Daran ändert auch Omikron nichts: Die etwas geringere individuelle Gefahr geht eben nicht einher mit einer reduzierten gesellschaftlichen Gefahr. Im Gegenteil: Die schnellere Verbreitung führt tendenziell zu einer stärkeren Belastung des Gesundheitssystems als Ganzes. Aufgrund welcher Variante Nicht-Covid-Patienten geplante Behandlungen verwehrt werden müssen, ist letztlich egal.

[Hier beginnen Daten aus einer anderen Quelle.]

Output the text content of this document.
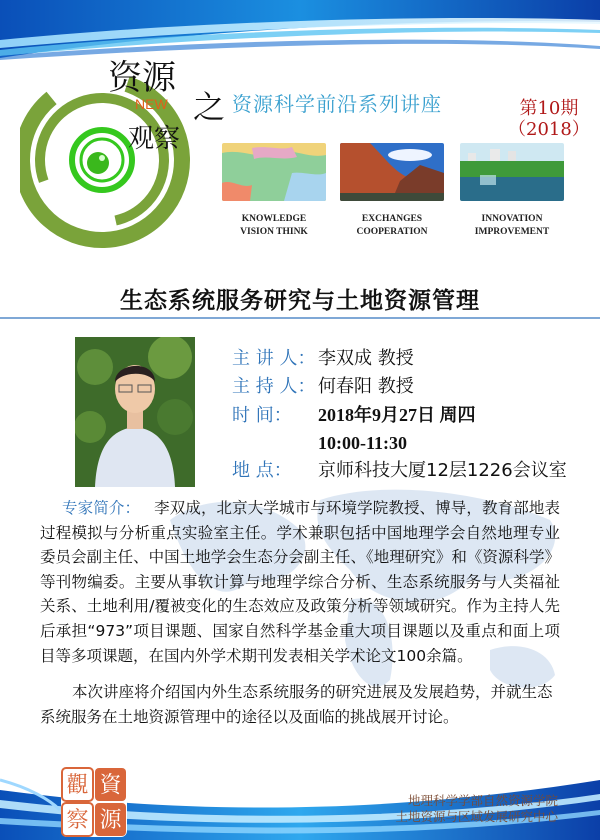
资源
NEW
观察
之 资源科学前沿系列讲座	第10期
（2018）
KNOWLEDGE
VISION THINK
EXCHANGES
COOPERATION
INNOVATION
IMPROVEMENT
生态系统服务研究与土地资源管理
主 讲 人： 李双成 教授
主 持 人： 何春阳 教授
时 间： 2018年9月27日 周四
10:00-11:30
地 点： 京师科技大厦12层1226会议室
专家简介： 李双成，北京大学城市与环境学院教授、博导，教育部地表过程模拟与分析重点实验室主任。学术兼职包括中国地理学会自然地理专业委员会副主任、中国土地学会生态分会副主任、《地理研究》和《资源科学》等刊物编委。主要从事软计算与地理学综合分析、生态系统服务与人类福祉关系、土地利用/覆被变化的生态效应及政策分析等领域研究。作为主持人先后承担“973”项目课题、国家自然科学基金重大项目课题以及重点和面上项目等多项课题，在国内外学术期刊发表相关学术论文100余篇。
本次讲座将介绍国内外生态系统服务的研究进展及发展趋势，并就生态系统服务在土地资源管理中的途径以及面临的挑战展开讨论。
資
觀
源
察
地理科学学部自然资源学院
土地资源与区域发展研究中心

Man darf sich aber keinen Illusionen hingeben: Ausgehend von der bisherigen Mutationsfreudigkeit des Virus ist nicht davon auszugehen, dass Omikron – egal ob Subtyp BA.1 oder BA.2 – auch im Herbst noch die dominante Variante sein wird. Die Einführung einer Impfpflicht ist daher nicht so sehr gegen die aktuelle Welle gerichtet, sondern soll sicherstellen, dass gerade der Faktor, der Covid-19 jenseits der inhärenten Eigenschaften des Virus so gefährlich macht, nämlich die Immunnaivität von immer noch zu großen Teilen der Bevölkerung, zukünftig so nicht mehr existiert. 

Manche glauben, das Problem löse sich von selbst: Wer sich nicht impfe, infiziere sich halt, zudem gebe es ja nun Medikamente. Leider zeigen neue Studien, dass gerade mildere Krankheitsverläufe eine deutlich schwächere Immunität als die Impfung erzeugen und dies zudem nicht zuverlässig tun. Die neuen Medikamente haben mutagenes Potenzial und erhöhen bei breiter Anwendung die Gefahr weiterer neuer Varianten drastisch. Es ist nicht klug, als Gesellschaft einseitig auf antivirale Therapien zu setzen. Long Covid ist – bei Kindern wie Erwachsenen – noch nicht im Ansatz erforscht, dürfte aber auf Jahre eine menschliche wie wirtschaftliche Geißel unserer Gesellschaft werden.

Grundrechte sind Abwehrrechte gegenüber dem Staat. Sie sollen den Staat zwingen, sich zu rechtfertigen, wenn er in die von ihnen geschützten Rechtsgüter eingreift. Sie sollen ihn nicht zur Untätigkeit verdammen.